There were a host of other cases where ship operators were abusing Tanzania’s slip-shod law enforcement (and such cases persist). “We cannot allow the name of our country to be tarnished by individuals pursuing their selfish interests,” President Magufuli said at the time.
However, Tanzania is apparently back to registering foreign-owned ships. The Al Maha, whose chief engineer has been unpaid for seven years, was re-registered in Tanzania for a four-year period as recently as December 2021.
“I’m disappointed that Tanzania doesn't feel it needs to do anything in response to continuous abandonment problems with ships flying its flag,” said Trowsdale. “They are concerned for their reputation over stories about smuggling, but seem to show no concern for human rights abuses. There were six cases of abandonment for Tanzanian flagged vessels in 2020, four in 2021, and five so far in 2022.”

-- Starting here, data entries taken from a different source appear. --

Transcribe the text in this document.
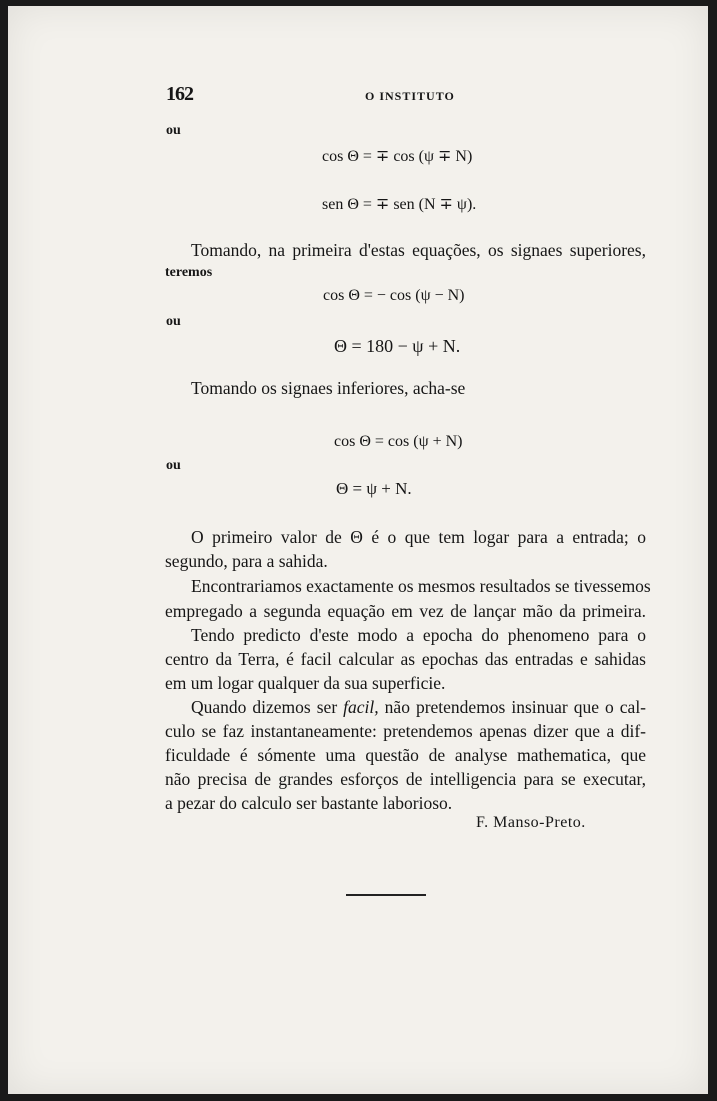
162	O INSTITUTO
ou
cos Θ = ∓ cos (ψ ∓ N)
sen Θ = ∓ sen (N ∓ ψ).
Tomando, na primeira d'estas equações, os signaes superiores,
teremos
cos Θ = − cos (ψ − N)
ou
Θ = 180 − ψ + N.
Tomando os signaes inferiores, acha-se
cos Θ = cos (ψ + N)
ou
Θ = ψ + N.
O primeiro valor de Θ é o que tem logar para a entrada; o
segundo, para a sahida.
Encontrariamos exactamente os mesmos resultados se tivessemos
empregado a segunda equação em vez de lançar mão da primeira.
Tendo predicto d'este modo a epocha do phenomeno para o
centro da Terra, é facil calcular as epochas das entradas e sahidas
em um logar qualquer da sua superficie.
Quando dizemos ser facil, não pretendemos insinuar que o cal-
culo se faz instantaneamente: pretendemos apenas dizer que a dif-
ficuldade é sómente uma questão de analyse mathematica, que
não precisa de grandes esforços de intelligencia para se executar,
a pezar do calculo ser bastante laborioso.
F. Manso-Preto.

Whether or not its current leaders care to repair Tanzania’s reputation on the high seas, the effective regulation of ship owners remains problematic. Tanzania was formed by the merger of two newly independent countries in the 1960s. Tanganyika on mainland Africa joined with the islands of Zanzibar just off its coast. However, Zanzibar remains semi-autonomous. This history means the country has two ships’ registries. Mainland Tanzania has a closed registry (it only registers ships of Tanzanian ownership, largely crewed by Tanzanians) while Zanzibar has an international registry open to any ship operator prepared to pay the fee.
The Republic of Tanzania has ratified conventions such as the MLC, but it is the semi-autonomous region of Zanzibar which operates the open registry under the Zanzibar Maritime Authority. Communication between the two seems limited and that makes effective enforcement impossible. Research from the World Maritime University in Sweden recommends that Tanzania clarifies its laws in this area before it can hope to have an effective maritime administration.
“As in this case, it is ITF’s experience that the Tanzanian Flag does not take action when it receives requests relating to seafarer welfare, despite its commitment to the MLC,” said Trowsdale. “Our view is that a country should not operate an open registry unless it has the capacity to enforce basic labour rules on the ships it registers. A case like that of Abdul Naser Saleh would never have happened were it not for the Flag of Convenience (FOC) system. We call on Tanzania, and all FOCs, to live up to their responsibilities.”
The 1982 UN Convention on the Law of the Sea says there must be a genuine link between a ship owner and the country where the ship is registered. This is also the ITF’s policy. The practice of some countries to operate open registers (Flags of Convenience) where they register a ship for a fee but do little or nothing to meet their obligations under international law, has caused untold suffering to seafarers. Until the system is changed, ship’s crews will continue to be exploited by unscrupulous operators.